Yelsky is the best thing about A LITTLE HELP.  As Daniel, he's a painfully insecure little kid with the soul of a Borscht Belt comic.  Yelsky's delivery is priceless even when he's obviously reading his lines from cue cards--he's both deadpan funny and dramatically impressive in some crackling exchanges that allow him and Fischer to really have at each other (particularly the "You suck!" scene and the "9-11 is cooler" scene).  Even the part where they sing along with "Runaround Sue" in the car is bearable (along with the "bad date with the wrong guy" scenario, the "singing along to an oldie" thing seems to be a chick-flick staple).

Laura's life is taken over by her hellishly overbearing sister Kathy (Brooke Smith, the abducted girl from SILENCE OF THE LAMBS) and meddling mom (Lesley Ann Warren), who coerce her into putting Daniel into a private school and suing her late husband's doctor for malpractice.  This takes place during a brow-beating "intervention" which is cringe-inducing for anyone who's experienced anything similar.  As the litigating lawyer, the great Kim Coates ("Chet" from THE LAST BOY SCOUT) gets a role he can really sink his teeth into, which is fun to watch. 

Daniel, meanwhile, has been trying to fit in at his new school by telling everyone his dad was a fireman hero on 9-11, a colossal lie that snowballs until Laura is caught up in it herself.  This yields both humor and ultimately devastation when they're both found out.  One theme of the film seems to be that lying is just bad all around because the truth always comes out.  I learned that way back in the Our Gang short "Don't Lie" but I guess you can never hear it enough times.  

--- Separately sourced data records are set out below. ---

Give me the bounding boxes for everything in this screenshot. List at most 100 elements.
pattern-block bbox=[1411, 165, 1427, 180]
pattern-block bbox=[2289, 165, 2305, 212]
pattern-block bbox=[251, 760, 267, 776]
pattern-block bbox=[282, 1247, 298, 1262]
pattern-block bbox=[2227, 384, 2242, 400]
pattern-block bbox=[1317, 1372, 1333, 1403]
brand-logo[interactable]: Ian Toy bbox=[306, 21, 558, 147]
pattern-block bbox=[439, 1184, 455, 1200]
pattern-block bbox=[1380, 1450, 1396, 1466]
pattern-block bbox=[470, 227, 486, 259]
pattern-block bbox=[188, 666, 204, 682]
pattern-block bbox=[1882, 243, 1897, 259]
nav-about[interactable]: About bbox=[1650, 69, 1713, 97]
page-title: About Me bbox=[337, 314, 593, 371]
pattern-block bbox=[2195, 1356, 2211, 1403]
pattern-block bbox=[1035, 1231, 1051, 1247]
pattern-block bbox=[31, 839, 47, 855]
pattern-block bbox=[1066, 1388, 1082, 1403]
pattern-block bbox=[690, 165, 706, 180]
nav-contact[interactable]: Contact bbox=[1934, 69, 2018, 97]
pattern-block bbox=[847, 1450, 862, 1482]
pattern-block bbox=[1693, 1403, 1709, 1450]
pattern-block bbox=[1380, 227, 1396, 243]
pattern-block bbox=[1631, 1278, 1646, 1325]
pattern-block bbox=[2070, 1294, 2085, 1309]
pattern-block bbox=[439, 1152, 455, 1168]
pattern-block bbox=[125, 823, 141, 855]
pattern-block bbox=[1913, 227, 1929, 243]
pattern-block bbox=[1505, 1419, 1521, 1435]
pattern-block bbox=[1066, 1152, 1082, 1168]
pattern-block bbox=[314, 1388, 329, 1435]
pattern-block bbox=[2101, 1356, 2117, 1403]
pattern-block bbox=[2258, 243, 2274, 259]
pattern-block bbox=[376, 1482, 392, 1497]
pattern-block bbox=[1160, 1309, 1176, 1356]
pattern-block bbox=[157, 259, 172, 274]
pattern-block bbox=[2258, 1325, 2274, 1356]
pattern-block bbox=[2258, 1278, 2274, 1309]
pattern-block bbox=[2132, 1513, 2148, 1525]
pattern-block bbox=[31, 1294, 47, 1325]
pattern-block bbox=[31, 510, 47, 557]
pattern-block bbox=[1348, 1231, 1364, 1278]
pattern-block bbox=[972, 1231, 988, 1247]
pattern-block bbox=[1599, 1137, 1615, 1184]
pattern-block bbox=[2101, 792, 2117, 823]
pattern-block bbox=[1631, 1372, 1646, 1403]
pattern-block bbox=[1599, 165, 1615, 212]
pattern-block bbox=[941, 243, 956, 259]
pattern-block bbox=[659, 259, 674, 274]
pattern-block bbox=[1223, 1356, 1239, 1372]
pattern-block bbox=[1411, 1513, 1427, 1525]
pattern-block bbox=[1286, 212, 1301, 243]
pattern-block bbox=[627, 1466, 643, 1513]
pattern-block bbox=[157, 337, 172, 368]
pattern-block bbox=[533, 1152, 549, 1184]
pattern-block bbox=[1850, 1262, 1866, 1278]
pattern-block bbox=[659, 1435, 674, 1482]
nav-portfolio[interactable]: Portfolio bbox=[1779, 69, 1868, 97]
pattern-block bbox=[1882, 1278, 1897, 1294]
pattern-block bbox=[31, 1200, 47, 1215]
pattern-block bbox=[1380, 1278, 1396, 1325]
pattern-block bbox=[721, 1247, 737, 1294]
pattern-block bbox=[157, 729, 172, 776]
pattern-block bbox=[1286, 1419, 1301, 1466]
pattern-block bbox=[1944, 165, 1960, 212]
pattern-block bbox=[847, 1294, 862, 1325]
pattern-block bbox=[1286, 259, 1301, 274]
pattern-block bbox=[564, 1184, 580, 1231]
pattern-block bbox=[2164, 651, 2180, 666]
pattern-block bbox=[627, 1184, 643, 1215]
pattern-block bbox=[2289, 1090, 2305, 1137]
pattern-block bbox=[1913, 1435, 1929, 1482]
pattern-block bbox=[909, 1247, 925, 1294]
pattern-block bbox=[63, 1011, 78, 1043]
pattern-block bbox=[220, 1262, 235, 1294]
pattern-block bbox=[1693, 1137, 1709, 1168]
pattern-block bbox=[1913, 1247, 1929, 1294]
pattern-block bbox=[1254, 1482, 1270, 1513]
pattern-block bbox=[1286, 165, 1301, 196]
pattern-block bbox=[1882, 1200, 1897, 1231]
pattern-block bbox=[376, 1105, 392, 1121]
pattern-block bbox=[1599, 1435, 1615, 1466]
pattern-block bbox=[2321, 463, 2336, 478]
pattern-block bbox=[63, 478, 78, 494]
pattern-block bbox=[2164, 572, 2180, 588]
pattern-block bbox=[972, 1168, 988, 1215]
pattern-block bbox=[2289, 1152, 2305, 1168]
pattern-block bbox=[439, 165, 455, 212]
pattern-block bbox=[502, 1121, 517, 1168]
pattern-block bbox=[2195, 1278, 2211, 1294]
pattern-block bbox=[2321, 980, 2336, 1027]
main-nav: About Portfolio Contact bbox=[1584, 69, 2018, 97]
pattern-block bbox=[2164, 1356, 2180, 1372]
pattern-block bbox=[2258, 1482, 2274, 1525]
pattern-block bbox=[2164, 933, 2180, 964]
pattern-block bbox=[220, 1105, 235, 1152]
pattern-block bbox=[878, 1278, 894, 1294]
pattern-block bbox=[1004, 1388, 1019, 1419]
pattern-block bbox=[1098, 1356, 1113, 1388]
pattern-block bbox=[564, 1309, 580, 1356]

Ron Leibman's deft comedy touch livens up his turn as Laura's dad, and Sam McMurray (RAISING ARIZONA) is good as an irreverent D.J. (Dion does a cameo as one of his interview subjects).  Chris O'Donnell's okay as Laura's husband, Bob, but he's only in the movie long enough to kick off and throw her life into chaos.  As Kathy's easygoing, henpecked husband Paul, Rob Benedict plays a likable enough character until he confesses that he's always been in love with Laura and starts getting creepy.  In fact, their entire subplot is kind of icky, and the fact that it's part of the emotional heart of the film gives off a "please don't go there" vibe that's averted by mere chance.

Writer-director Michael J. Weithorn, making his feature film debut here, handles the direction and editing well but Fischer and Yelsky's performances are the main reason the story isn't as lightweight as it could've been.  Things still tend to get a little cloying and overly contemplative whenever one of Jakob Dylan's soulful songs intrudes, but that's something you just have to expect when you're watching a film like this. 

The DVD from Image Entertainment is in 1.85:1 widescreen with Dolby 5.1 surround sound and English subtitles.  Extras consist of a trailer and TV spot, a Jakob Dylan music video, and a number of thumbnail promotional interviews with cast and director.

The main message of A LITTLE HELP is the usual stand up for yourself, darkest before the dawn stuff.  We see the darkest but we don't see any of the dawn due to a somewhat abrupt ending, so we're left to assume Laura is on the verge of finally getting her head out of her ass.